Naegi turned, desperately scanning the room for something that might help. Weren't schools supposed to have things to put out fires, in case of emergencies? But if the classrooms of Hope's Peak had ever been equipped with such safety precautions, the mastermind had stripped them away. No fire extinguishers, no sprinklers, not even a blanket he could smother the flames, there was nothing —
Water. There was water, nearly a whole bucket of it, tucked away with a mess of other scattered paraphernalia where it would have disappeared into shadow without the blaze of fire lighting this side of the room. Naegi staggered the few steps towards it — but as he reached it, he realized that there was no chance he could lift something so heavy. He only had one good hand, and he knew if he let go of the music stand pole he had no chance of staying upright even without the bucket.

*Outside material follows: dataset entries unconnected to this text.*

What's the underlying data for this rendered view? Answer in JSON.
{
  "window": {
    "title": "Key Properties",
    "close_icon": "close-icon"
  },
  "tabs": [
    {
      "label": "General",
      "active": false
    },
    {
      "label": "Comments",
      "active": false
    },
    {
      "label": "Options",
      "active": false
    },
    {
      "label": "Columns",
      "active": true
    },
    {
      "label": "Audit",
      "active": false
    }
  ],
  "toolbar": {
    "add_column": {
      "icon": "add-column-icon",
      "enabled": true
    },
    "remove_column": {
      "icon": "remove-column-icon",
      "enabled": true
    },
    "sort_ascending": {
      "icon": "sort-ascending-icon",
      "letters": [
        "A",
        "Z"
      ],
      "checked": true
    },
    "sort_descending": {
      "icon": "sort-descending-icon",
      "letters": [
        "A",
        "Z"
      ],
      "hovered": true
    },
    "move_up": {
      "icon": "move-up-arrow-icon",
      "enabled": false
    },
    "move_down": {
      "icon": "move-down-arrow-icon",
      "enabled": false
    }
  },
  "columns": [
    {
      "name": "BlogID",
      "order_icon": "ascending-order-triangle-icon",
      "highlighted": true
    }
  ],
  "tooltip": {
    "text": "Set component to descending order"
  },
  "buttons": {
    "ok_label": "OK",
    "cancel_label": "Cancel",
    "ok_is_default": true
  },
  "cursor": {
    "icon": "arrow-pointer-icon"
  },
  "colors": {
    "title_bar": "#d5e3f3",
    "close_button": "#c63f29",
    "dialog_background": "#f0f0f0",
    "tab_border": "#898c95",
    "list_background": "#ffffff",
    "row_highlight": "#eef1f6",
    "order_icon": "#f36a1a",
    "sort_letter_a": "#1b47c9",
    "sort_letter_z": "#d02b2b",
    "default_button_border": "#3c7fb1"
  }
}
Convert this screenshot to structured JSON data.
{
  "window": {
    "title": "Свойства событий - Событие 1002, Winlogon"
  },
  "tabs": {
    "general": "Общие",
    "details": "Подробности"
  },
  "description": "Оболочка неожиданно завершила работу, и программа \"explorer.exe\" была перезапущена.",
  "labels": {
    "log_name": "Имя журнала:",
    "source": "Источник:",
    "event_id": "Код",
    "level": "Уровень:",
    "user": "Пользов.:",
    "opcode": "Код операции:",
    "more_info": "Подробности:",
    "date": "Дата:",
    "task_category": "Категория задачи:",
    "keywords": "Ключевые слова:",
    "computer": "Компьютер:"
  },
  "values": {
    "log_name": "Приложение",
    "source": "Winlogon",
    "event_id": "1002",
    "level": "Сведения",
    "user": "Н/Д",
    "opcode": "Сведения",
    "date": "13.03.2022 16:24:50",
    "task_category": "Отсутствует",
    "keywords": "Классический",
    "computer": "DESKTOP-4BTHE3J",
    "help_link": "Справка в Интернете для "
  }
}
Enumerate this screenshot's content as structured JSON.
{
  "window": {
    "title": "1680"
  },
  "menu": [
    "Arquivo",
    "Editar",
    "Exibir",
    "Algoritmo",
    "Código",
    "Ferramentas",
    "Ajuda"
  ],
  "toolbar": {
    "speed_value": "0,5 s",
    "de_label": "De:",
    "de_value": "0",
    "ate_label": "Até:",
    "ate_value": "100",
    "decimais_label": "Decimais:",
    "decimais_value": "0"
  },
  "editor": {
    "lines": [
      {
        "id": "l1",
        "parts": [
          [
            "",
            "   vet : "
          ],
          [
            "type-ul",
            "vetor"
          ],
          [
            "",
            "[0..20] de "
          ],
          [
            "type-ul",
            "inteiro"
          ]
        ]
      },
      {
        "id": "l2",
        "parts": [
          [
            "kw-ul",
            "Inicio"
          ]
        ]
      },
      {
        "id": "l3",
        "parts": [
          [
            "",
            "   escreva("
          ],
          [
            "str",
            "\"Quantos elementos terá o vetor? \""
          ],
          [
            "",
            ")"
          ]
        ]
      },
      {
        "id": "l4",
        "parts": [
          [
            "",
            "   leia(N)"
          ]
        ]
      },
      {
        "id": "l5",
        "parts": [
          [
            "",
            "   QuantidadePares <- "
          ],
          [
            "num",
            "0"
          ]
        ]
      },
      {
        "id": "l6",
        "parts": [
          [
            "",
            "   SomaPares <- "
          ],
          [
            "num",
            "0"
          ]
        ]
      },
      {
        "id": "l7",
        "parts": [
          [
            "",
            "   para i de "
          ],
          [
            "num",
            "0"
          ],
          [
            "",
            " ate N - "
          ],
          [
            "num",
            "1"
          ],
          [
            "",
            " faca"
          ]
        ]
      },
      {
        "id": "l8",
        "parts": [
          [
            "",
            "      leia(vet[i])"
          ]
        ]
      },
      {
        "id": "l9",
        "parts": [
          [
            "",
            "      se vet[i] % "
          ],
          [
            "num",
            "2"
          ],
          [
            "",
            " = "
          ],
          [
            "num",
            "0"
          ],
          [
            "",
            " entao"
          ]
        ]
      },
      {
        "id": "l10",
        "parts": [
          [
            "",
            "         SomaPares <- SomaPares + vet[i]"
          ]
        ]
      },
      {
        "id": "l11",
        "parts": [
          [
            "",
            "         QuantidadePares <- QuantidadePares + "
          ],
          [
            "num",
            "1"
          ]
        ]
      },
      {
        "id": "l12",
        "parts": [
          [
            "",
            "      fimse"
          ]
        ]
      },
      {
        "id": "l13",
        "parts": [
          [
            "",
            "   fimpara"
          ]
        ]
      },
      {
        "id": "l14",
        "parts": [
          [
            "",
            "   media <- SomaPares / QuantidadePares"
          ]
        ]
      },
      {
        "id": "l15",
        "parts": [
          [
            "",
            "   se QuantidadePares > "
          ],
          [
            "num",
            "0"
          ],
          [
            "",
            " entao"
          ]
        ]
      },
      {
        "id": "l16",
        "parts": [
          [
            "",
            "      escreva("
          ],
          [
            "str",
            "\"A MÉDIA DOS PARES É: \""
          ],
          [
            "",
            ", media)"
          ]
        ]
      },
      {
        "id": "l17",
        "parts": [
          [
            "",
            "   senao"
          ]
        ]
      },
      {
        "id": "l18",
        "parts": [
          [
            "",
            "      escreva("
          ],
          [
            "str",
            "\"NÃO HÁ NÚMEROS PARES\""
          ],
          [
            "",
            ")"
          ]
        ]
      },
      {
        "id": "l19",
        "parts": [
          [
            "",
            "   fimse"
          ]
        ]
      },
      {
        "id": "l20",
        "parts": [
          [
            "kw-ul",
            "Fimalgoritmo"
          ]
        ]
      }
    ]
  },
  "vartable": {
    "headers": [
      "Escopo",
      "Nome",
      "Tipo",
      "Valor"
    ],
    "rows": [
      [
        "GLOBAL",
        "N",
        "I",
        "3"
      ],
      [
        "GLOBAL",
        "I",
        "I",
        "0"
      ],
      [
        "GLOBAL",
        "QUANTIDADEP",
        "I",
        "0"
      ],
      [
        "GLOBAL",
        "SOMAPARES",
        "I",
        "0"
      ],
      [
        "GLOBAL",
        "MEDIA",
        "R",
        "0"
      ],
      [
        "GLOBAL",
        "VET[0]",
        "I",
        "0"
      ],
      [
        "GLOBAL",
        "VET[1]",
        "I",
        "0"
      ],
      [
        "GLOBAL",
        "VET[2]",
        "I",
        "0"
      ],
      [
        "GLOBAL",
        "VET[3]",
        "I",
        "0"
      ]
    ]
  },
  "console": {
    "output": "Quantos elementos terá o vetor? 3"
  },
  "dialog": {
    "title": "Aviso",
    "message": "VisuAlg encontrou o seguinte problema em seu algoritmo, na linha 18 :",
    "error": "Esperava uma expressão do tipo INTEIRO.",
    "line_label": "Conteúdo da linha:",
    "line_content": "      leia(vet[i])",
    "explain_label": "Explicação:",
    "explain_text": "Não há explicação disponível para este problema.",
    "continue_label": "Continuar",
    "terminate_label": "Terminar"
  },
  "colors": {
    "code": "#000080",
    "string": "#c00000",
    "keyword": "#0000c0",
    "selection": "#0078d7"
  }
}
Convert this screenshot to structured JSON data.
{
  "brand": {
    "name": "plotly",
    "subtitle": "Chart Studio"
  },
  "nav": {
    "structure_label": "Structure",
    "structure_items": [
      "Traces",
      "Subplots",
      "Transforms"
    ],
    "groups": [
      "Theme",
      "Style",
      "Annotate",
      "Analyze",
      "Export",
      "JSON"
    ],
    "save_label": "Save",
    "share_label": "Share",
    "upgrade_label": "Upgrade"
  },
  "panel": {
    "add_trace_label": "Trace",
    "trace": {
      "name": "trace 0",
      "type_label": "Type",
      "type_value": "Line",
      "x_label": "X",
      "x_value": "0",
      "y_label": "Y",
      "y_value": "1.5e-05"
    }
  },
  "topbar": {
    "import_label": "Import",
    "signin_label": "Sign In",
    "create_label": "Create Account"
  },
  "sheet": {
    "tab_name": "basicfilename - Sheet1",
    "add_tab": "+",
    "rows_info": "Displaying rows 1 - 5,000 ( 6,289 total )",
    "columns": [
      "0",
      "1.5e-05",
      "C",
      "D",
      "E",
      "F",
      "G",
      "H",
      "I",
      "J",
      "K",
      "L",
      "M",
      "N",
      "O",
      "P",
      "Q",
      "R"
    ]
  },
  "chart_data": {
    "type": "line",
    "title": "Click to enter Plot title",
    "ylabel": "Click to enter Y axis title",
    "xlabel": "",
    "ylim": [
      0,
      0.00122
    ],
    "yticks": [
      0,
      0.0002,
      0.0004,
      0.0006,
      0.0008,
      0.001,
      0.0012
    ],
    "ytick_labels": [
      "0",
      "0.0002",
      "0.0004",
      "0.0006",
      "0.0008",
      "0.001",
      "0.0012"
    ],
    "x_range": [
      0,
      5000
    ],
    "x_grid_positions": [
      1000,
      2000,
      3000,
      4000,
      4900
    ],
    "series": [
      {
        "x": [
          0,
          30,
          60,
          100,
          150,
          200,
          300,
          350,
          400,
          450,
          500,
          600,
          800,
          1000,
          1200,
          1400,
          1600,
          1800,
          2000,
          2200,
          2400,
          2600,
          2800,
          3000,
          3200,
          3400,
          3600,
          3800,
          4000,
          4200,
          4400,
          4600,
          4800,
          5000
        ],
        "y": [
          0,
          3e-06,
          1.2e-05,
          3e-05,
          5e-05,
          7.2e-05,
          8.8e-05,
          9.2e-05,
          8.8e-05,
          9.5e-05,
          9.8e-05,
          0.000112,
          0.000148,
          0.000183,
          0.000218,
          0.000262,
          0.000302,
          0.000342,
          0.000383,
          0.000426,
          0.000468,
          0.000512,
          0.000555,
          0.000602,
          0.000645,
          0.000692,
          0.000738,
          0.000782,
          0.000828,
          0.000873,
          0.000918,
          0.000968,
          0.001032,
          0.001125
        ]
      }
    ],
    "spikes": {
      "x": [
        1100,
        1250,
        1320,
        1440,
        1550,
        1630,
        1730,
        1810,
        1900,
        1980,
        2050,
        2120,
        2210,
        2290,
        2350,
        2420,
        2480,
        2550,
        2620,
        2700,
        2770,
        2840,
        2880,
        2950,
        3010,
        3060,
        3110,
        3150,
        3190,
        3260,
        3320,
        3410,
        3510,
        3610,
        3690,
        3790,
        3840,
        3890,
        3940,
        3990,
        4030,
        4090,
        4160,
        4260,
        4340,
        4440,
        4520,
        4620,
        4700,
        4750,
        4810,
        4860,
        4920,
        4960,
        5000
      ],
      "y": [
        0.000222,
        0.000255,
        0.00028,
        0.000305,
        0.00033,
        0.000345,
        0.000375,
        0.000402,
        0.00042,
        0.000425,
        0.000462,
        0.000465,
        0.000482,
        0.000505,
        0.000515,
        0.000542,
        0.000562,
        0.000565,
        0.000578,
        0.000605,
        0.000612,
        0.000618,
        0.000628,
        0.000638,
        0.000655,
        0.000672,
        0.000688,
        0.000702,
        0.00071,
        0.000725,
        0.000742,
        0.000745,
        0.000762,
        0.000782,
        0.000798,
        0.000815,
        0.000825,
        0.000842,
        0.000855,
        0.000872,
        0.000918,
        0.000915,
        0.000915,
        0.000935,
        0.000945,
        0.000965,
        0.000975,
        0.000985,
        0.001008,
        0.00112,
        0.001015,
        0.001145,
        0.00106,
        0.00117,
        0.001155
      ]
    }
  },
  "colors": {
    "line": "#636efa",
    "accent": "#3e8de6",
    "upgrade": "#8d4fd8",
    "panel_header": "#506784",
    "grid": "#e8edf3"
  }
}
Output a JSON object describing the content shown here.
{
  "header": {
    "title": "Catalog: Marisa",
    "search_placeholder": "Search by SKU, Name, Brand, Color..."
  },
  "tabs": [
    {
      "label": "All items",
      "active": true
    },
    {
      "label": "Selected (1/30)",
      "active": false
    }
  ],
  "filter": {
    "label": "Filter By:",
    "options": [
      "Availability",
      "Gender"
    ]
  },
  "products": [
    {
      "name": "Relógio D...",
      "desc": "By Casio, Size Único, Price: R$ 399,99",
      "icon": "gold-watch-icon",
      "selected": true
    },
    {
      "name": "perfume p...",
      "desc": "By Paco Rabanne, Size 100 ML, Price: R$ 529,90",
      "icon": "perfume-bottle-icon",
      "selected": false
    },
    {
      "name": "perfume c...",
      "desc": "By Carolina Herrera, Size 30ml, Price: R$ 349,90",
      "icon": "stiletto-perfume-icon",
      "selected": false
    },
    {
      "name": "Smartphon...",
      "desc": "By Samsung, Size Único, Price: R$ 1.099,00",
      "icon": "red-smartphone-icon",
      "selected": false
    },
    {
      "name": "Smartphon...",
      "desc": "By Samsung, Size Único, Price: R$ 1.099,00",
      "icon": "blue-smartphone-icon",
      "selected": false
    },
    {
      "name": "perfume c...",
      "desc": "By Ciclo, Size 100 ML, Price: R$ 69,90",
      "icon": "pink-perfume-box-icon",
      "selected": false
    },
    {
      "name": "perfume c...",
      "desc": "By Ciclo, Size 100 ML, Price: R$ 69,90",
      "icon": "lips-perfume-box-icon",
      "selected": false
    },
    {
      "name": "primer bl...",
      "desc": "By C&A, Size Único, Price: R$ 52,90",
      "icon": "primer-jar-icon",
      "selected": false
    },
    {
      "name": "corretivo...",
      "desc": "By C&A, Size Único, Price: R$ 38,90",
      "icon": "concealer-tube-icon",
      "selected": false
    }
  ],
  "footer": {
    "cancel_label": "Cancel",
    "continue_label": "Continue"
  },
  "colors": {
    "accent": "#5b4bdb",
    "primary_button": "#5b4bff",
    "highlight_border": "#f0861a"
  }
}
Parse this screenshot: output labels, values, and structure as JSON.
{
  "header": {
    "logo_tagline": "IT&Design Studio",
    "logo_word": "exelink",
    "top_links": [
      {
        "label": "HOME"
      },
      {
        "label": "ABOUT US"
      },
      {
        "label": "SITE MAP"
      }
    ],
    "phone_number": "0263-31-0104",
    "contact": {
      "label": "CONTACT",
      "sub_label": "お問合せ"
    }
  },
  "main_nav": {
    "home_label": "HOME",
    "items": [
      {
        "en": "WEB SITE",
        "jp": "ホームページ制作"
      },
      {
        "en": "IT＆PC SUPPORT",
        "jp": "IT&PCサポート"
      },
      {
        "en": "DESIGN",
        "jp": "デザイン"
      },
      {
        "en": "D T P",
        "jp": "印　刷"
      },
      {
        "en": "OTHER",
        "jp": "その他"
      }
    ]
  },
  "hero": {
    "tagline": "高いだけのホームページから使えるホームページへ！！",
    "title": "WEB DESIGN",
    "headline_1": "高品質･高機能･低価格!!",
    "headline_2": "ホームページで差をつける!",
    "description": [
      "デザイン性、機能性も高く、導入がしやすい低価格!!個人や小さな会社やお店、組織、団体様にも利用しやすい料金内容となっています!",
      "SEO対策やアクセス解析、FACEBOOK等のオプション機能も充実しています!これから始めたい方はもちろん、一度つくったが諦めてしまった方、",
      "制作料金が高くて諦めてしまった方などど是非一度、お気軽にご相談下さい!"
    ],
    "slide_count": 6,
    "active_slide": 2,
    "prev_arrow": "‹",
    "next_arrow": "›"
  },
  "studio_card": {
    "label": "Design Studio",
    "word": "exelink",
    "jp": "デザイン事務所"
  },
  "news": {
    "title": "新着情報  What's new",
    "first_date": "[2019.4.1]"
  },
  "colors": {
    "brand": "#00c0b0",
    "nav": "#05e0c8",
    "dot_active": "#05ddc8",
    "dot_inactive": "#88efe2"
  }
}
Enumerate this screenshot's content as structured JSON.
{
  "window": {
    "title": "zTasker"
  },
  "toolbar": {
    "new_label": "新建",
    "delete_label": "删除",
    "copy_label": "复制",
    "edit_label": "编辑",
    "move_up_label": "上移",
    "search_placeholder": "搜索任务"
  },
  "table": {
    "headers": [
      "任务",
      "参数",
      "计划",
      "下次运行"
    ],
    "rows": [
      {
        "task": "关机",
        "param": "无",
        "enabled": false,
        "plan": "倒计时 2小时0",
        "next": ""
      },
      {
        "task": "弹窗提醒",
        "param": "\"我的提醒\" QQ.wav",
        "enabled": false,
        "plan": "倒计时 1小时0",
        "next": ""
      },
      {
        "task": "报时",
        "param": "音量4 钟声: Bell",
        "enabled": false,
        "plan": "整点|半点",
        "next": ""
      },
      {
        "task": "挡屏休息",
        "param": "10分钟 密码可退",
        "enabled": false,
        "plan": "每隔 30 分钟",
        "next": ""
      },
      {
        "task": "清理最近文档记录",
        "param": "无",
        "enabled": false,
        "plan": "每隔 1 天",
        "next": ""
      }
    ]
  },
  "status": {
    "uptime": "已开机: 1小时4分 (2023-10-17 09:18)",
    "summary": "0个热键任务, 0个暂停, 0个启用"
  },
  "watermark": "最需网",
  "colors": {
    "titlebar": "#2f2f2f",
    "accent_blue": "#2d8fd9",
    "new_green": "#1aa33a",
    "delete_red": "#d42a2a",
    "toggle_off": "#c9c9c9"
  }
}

But there was another option — there always was, if he could just think of it in time. His hands might be weak, but he still had his feet. Leaning heavily on the stick for balance, Naegi used his foot to kick the bucket away from the other broken trash, past the lazily blowing fan and the discarded bottles and the dripping sponges. It was slow, maybe too slow, but what other choice did he have?
He couldn't just sit back and do nothing. He'd chosen to do nothing when he'd waited out in the hall while Togami went into this deathtrap at his request. He'd done nothing but stay behind when Kirigiri disappeared on her bargain with Ikusaba. And there had been so many others, Alter Ego and Asahina and Maizono and Fukawa and all the rest, one after the other, so many friends he'd been forced to watch die at the mastermind's hands — and he'd done nothing.
But not this time. Now, close enough to the burning body that his own skin felt as though it might blister, where he could no longer ignore the fleshiness of the smoke around him, now he could act. He checked the bucket's position, took careful aim, and with a solid kick he sent the water splashing over the body.
The fire went out in a smoky hiss of protest, the room growing sharply darker with the only light coming from the lantern fallen midway across the floor.
Naegi sagged down against his walking stick, wanting to collapse to the ground but knowing that he couldn't allow himself to do so. He wasn't going to let himself do nothing — not ever again.